Les différents intervenants du milieu de la construction sont peu informés sur les matériaux écologiques. Sans vouloir nous induire en erreur, ils ne nous livrent pas toujours le matériel voulu. Nous avons dû retourner des matériaux à plusieurs reprises car la traçabilité de ces derniers n'était pas possible. Afin d'éviter des délais sur le chantier ou le déplacement inutile des employés, nous avons adapté notre échéancier au gré des livraisons et de la disponibilité des matériaux.
Les normes de construction en vigueur ne permettent pas l'utilisation de produits novateurs à moins que la conformité de ces produits ne soient confirmées par un organisme indépendant dont le processus requiert plusieurs mois voir des années. Nous avons pris des risques en important des matériaux utilisés dans la construction de maisons passives en Europe sans attendre leur reconnaissance ici.

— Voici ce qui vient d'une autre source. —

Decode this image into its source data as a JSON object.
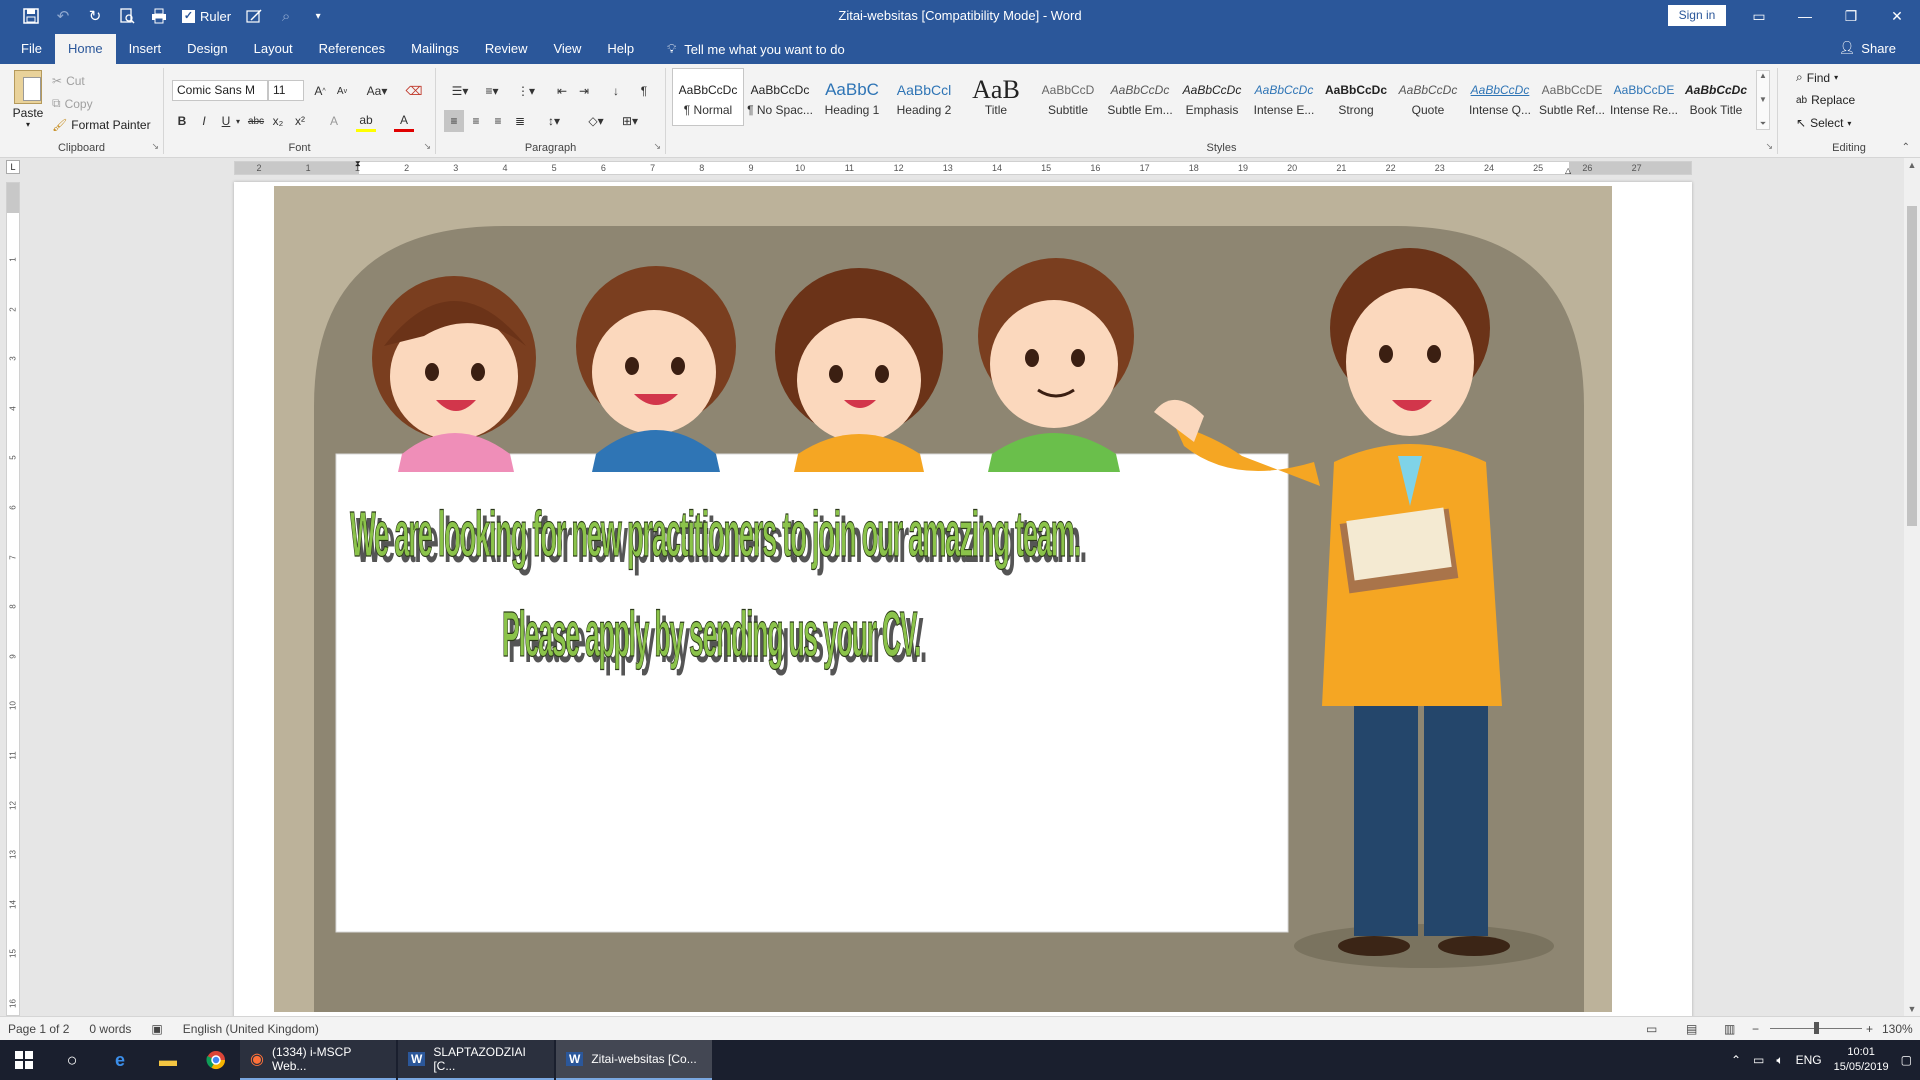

Les normes de construction strictes de l'arrondissement n'ont pas permis l'installation de panneaux solaires pour ne nommer qu'un exemple. Les démarches en ce sens − autant de notre part que celle des fournisseurs − auprès de l'arrondissement n’ont rien donné. Nous voulions leur faire comprendre la différence entre les matériaux et les systèmes. Nous avons donc adapté notre design et répété les dépôts de demandes de permis.
ÉÉ − Vos commentaires sur l’accompagnement reçu pour la certification?
NL − Nous avons envisagé sérieusement la certification LEED lors de la première journée porte ouverte que nous avons organisée pendant les travaux : nous avions invité les différents collaborateurs et fournisseurs à venir parler de leur intervention et produits. Dès le début de notre projet de rénovation, nous avons appliqué les principes LEED.
Il est vrai que je craignais que la certification me pousse à faire des compromis à l'égard des finis intérieurs, mais ce n'a pas été le cas finalement.
Le soutien d'Écohabitation nous a facilité la tâche au cours de toutes les étapes du processus. Nous avions l'impression d'être compris, et le processus s'est avéré plus facile que je le croyais! Aucun compromis n'a été fait et nous avons obtenu la certification Platine. Je suis très reconnaissante du rôle de facilitateur joué par Évaluations Écohabitation. Je les en remercie et attend leur disponibilité pour célébrer avec eux!